Sehr zuversichtlich klang es nicht.

Die CHUAR war eigentlich schon kein Raumschiff mehr, sondern eine Welt für sich mit den Ausmaßen eines kleinen Mondes. Es gab in ihr sogar richtige Städte, zwanzig an der Zahl, und darin lebten vierundzwanzig Millionen Menschen.

Durch den Tierpark der Stadt Asenchuar – den größten in allen zwanzig Städten – gingen drei Männer. Zwei von ihnen trugen nachtblaue Kombinationen mit dem Emblem der Raumkreuzer-Kommandanten. Sie waren beide groß, schlank und dunkelhäutig und sahen einander sehr ähnlich. Ein kleines Abzeichen auf dem weiten dunkelroten Gewand des dritten wies ihn als Mitglied des Obersten Rates aus.

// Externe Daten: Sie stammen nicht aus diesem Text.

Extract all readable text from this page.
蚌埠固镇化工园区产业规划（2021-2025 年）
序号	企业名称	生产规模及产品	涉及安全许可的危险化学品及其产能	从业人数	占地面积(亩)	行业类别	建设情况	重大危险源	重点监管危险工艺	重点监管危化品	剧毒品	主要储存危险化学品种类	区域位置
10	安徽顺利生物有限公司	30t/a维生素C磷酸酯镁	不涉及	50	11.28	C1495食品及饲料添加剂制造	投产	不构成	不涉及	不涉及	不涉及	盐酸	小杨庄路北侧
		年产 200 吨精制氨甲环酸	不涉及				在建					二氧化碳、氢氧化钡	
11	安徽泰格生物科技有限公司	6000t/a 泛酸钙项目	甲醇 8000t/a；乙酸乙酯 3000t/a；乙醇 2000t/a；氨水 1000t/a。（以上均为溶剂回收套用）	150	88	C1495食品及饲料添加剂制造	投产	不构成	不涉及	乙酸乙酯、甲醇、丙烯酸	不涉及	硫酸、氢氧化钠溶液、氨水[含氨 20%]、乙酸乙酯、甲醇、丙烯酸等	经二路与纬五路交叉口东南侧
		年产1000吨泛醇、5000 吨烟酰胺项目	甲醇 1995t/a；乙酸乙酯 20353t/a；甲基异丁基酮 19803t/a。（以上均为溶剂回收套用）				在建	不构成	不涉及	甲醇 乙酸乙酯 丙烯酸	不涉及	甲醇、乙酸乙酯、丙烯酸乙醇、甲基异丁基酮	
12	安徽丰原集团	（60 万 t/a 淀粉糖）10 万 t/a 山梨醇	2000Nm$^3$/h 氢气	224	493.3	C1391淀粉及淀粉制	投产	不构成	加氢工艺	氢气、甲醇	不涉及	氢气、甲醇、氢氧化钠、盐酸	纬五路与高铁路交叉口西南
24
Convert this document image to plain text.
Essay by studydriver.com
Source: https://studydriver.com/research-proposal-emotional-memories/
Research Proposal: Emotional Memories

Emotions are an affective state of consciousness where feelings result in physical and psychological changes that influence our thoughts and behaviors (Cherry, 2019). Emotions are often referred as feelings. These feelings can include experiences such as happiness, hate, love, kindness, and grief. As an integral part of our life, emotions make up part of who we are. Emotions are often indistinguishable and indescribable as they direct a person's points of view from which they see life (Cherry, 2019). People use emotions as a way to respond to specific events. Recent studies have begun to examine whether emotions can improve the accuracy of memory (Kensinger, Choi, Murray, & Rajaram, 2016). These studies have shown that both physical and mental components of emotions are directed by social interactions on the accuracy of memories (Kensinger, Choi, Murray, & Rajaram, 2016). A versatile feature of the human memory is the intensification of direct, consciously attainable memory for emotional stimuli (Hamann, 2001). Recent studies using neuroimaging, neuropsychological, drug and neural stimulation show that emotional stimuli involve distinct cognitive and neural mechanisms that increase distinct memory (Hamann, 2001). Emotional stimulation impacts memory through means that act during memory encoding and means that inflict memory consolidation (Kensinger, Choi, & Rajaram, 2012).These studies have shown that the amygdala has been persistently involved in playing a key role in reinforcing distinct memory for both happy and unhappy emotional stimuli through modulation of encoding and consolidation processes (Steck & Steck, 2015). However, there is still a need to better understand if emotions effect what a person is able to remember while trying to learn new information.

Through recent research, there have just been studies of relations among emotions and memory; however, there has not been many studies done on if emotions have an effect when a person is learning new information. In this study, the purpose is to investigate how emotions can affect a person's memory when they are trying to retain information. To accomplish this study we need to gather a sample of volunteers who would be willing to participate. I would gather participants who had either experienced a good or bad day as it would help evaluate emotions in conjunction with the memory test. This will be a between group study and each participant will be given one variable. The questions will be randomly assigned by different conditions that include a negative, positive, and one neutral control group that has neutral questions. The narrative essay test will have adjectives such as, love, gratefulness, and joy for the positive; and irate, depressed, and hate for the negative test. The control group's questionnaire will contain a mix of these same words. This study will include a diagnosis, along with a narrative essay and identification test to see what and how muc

»Nachdem auch ihr nichts gefunden habt«, wandte sich Adam Joanyatsen, das Ratsmitglied, an die beiden Brüder, »steht fest, daß es im galaktischen Sektor 7-34, den die Flotte der CHUAR durchforscht hat, kein vernunftbegabtes Leben gibt. Eure beiden Kreuzer, die SEARCH und die POISK, sind als letzte zurückgekehrt.«

Er machte eine Pause und warf einen Blick nach links, wo hinter einem unsichtbaren Kraftfeld eine Schar Kriechteppiche lag – mehrzellige Amöben von einem Planeten von Ross 614, wo Menschen zum erstenmal außerirdisches Leben entdeckt hatten. Von den beiden großen grauen Wölfen, die im selben Gehege unter den Strahlen der künstlichen Sonne lagen, wurden sie völlig ignoriert. »Immerhin bleibt noch Sektor 7-02. Wir wissen nicht, ob die Flotte der SENHA Erfolg hatte.«

»Das wäre dann die letzte Hoffnung«, sagte Ray Rita’ali, der Kommandant der CH 300 SEARCH. »Und nach allem …« Saul Rita’ali nickte zustimmend.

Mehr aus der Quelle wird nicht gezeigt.